Yes, I think my grandmother would say, yes. You are a bit at loose ends.
Have you been there? Do you know? It’s what happens when the world turns in such a way that you can’t get your footing, find your breath, steady your gait. You know there are a thousand things that could be done but none of them feel quite right—not even doing nothing (which I happen to think is a very fine thing to do once in a while).
And so I find myself here in this house that is both mine and also not, familiar and foreign all at once. It is so quiet I hear the clock tick tock, tick tock.
(One would think this stillness a blessing.)
I got up early this morning—washed the towels, emptied the refrigerator, wiped down the shower and the sink and the bathroom floor—preparing to leave; ready-making for the long drive home. There were a hundred little decisions in support of Make it there before dark. And then I stopped to say goodbye. To hug her neck and kiss her cheek and tell her, one more time, I love you more. I will be back in a couple of weeks, I planned to say.

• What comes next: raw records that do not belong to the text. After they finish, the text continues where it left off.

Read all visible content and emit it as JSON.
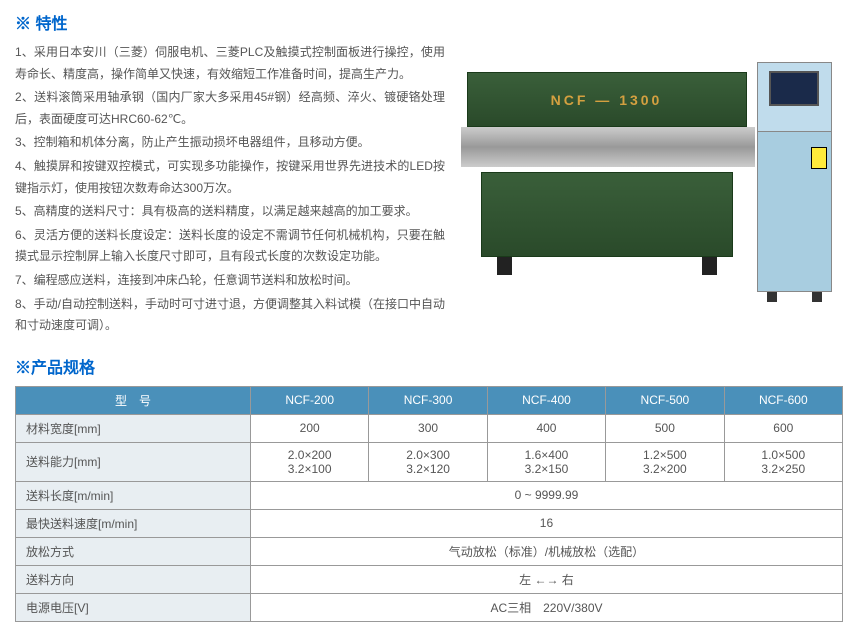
{
  "features": {
    "title": "※ 特性",
    "items": [
      "1、采用日本安川（三菱）伺服电机、三菱PLC及触摸式控制面板进行操控，使用寿命长、精度高，操作简单又快速，有效缩短工作准备时间，提高生产力。",
      "2、送料滚筒采用轴承钢（国内厂家大多采用45#钢）经高频、淬火、镀硬铬处理后，表面硬度可达HRC60-62℃。",
      "3、控制箱和机体分离，防止产生振动损坏电器组件，且移动方便。",
      "4、触摸屏和按键双控模式，可实现多功能操作，按键采用世界先进技术的LED按键指示灯，使用按钮次数寿命达300万次。",
      "5、高精度的送料尺寸：具有极高的送料精度，以满足越来越高的加工要求。",
      "6、灵活方便的送料长度设定：送料长度的设定不需调节任何机械机构，只要在触摸式显示控制屏上输入长度尺寸即可，且有段式长度的次数设定功能。",
      "7、编程感应送料，连接到冲床凸轮，任意调节送料和放松时间。",
      "8、手动/自动控制送料，手动时可寸进寸退，方便调整其入料试模（在接口中自动和寸动速度可调）。"
    ]
  },
  "machine_label": "NCF — 1300",
  "specs": {
    "title": "※产品规格",
    "header_model": "型　号",
    "models": [
      "NCF-200",
      "NCF-300",
      "NCF-400",
      "NCF-500",
      "NCF-600"
    ],
    "rows": {
      "material_width": {
        "label": "材料宽度[mm]",
        "values": [
          "200",
          "300",
          "400",
          "500",
          "600"
        ]
      },
      "feed_capacity": {
        "label": "送料能力[mm]",
        "values": [
          "2.0×200\n3.2×100",
          "2.0×300\n3.2×120",
          "1.6×400\n3.2×150",
          "1.2×500\n3.2×200",
          "1.0×500\n3.2×250"
        ]
      },
      "feed_length": {
        "label": "送料长度[m/min]",
        "value": "0 ~ 9999.99"
      },
      "max_speed": {
        "label": "最快送料速度[m/min]",
        "value": "16"
      },
      "release": {
        "label": "放松方式",
        "value": "气动放松（标准）/机械放松（选配）"
      },
      "direction": {
        "label": "送料方向",
        "value": "左 ←→ 右"
      },
      "voltage": {
        "label": "电源电压[V]",
        "value": "AC三相　220V/380V"
      }
    }
  },
  "colors": {
    "title": "#0066cc",
    "table_header_bg": "#4a90ba",
    "row_header_bg": "#e8eef2",
    "machine_green": "#2a4a2a",
    "control_blue": "#a8cde0"
  }
}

But she reached for my hand and closed her eyes, and as she fell into another sleep, she didn’t let go.
Neither did I. I knew without thinking it was one of those times, one of those more-rare-than-you-think “life” times in which you are to submit, to be led, to stop planning and sorting and managing and simply Let It Be. And so I did.
Which has brought me here tonight, back to this house, alone, quiet, grocery-less, completely Off Plan and not sure what to do next. Television? Ridiculous. That fantastic book or that stack of magazine I’ve toted 300 miles—no. Instead I sit, restless, feeling in my bones I am off kilter because the universe is trying to right itself, as surprised by this late week change of plans as I am.
And I pray for my Mother, there in that skilled nursing bed, a woman who most certainly did not see any of this coming. I pray this night finds her sleeping peacefully, wrapped in our love, lost amid dreams of brighter days.